A few days later, Carvajal heard about Bainbridge. He sent staff to the campus, and some volunteers even left Albany to come directly to Bainbridge.

The cleanup effort has lasted almost two weeks. Seventeen Valdosta State workers were on campus, cleaning debris alongside SRTC workers.

“To have the Valdosta State guys come over—not even their own campus—and show that kind of work ethic really is very commendable,” said Wentworth.

Carvajal and Valdosta State isn’t the only aid he was impressed by.

With the Southwest Georgia community reeling, SRTC’s Bainbridge campus quickly became a staging location for the Georgia National Guard, Georgia State Patrol, Georgia Department of Community Supervision, and utility providers. Cots filled the Student Wellness Center and the Kirbo Center to accommodate these responders. The Georgia National Guard rallied in SRTC’s parking lot to provide ice, water, tarps, and food to victims of the storm.

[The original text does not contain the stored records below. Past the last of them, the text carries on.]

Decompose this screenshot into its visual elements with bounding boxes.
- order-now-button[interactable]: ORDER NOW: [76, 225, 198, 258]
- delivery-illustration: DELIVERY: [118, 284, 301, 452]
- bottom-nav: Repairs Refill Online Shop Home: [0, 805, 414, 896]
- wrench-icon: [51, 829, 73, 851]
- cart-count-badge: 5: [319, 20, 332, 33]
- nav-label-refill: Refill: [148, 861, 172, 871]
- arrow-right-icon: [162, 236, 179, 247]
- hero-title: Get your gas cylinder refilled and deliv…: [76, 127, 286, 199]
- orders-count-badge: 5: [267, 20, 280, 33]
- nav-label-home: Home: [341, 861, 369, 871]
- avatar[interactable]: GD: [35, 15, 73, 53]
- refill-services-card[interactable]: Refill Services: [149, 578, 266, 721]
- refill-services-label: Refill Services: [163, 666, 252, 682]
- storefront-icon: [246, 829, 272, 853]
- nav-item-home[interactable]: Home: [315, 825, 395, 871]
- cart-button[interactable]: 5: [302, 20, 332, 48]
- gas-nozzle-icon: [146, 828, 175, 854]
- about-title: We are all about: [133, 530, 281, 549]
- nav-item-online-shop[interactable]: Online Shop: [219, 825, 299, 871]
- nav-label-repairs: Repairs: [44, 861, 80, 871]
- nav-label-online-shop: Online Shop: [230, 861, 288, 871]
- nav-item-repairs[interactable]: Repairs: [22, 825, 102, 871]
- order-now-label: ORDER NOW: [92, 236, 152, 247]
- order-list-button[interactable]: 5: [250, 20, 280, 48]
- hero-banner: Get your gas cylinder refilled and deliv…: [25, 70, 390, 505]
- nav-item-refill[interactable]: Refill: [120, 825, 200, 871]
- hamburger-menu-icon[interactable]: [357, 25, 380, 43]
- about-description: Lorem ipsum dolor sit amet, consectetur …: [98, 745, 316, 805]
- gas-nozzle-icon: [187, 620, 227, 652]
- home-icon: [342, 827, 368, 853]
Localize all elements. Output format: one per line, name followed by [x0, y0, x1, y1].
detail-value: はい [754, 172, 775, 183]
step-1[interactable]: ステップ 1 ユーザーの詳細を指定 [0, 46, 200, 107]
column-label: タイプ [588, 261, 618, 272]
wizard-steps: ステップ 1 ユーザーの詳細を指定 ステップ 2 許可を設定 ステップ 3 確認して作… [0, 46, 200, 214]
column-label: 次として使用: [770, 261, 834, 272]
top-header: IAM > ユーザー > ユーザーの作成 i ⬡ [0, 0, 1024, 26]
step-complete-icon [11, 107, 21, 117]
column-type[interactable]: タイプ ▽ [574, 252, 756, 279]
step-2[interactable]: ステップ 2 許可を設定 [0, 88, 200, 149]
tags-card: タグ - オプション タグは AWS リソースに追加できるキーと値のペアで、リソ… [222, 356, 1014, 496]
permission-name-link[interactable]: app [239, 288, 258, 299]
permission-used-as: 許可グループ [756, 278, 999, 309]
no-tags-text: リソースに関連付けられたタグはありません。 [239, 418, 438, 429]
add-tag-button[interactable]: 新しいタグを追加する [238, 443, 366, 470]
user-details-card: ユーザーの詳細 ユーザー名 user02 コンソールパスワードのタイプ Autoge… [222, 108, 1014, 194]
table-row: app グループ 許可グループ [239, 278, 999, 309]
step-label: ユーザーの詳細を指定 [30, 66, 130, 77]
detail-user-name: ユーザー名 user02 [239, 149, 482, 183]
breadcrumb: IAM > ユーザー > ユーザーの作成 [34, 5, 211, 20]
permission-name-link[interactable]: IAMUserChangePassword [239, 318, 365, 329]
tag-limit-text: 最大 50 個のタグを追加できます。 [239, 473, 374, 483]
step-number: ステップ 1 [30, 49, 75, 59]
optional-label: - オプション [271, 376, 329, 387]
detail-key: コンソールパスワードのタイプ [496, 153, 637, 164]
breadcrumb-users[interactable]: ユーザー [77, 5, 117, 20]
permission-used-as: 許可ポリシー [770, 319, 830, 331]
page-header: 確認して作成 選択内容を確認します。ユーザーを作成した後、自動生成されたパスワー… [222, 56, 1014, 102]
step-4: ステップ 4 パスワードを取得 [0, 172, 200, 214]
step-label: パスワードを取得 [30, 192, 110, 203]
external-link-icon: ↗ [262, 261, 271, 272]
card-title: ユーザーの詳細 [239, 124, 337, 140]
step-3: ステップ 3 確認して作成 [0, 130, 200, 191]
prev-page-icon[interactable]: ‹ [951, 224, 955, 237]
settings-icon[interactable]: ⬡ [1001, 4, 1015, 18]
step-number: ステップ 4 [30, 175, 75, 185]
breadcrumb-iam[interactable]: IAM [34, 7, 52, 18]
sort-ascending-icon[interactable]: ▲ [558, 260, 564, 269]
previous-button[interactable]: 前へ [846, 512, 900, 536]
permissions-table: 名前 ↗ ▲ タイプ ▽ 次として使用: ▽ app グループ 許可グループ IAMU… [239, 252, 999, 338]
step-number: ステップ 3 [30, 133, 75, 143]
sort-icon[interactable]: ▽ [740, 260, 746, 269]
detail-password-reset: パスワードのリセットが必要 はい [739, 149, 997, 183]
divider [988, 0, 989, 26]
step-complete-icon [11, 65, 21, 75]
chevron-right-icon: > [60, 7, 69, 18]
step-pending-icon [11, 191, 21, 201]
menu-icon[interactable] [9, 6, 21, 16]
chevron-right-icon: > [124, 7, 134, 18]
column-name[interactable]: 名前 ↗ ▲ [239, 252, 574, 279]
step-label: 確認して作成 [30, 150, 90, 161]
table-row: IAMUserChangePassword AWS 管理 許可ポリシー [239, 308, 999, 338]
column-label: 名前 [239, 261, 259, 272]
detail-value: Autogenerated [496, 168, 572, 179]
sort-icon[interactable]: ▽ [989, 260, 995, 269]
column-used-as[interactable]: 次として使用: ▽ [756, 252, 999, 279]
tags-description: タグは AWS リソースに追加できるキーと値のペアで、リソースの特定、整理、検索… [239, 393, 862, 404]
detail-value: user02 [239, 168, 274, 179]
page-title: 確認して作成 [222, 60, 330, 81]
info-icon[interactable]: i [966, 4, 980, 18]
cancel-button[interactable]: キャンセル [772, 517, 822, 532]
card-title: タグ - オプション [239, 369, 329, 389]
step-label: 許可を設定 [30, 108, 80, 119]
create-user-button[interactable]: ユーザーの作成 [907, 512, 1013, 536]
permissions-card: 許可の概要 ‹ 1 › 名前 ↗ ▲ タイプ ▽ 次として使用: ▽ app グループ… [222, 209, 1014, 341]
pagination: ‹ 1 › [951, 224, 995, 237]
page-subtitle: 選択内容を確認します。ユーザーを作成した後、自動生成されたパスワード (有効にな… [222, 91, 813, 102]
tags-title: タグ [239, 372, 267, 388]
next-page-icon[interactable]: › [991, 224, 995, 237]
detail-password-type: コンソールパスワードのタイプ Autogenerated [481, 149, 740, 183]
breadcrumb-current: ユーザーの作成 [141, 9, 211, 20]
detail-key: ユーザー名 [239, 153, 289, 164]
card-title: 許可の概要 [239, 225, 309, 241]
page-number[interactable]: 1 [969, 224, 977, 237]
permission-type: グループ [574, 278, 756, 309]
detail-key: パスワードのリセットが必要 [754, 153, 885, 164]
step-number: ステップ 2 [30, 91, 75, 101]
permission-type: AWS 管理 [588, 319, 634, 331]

As the region began to pull itself back together, it became clear, however, that SRTC’s campuses could not resume their normal operation without a herculean effort.

Immediately after the storm, the maintenance and custodial staff went beyond the call of duty, working day and night to clear and clean up the campuses even as many of their own homes were without power.

Across the 17 counties in Valdosta State’s service area affected by Hurricane Michael, Carvajal has extended a scholarship offer for applicants who experienced hardships as a result of the storm.

“We have set aside $60,000 in scholarship money for applicants from any of the 17 of our 41 counties,” said Carvajal.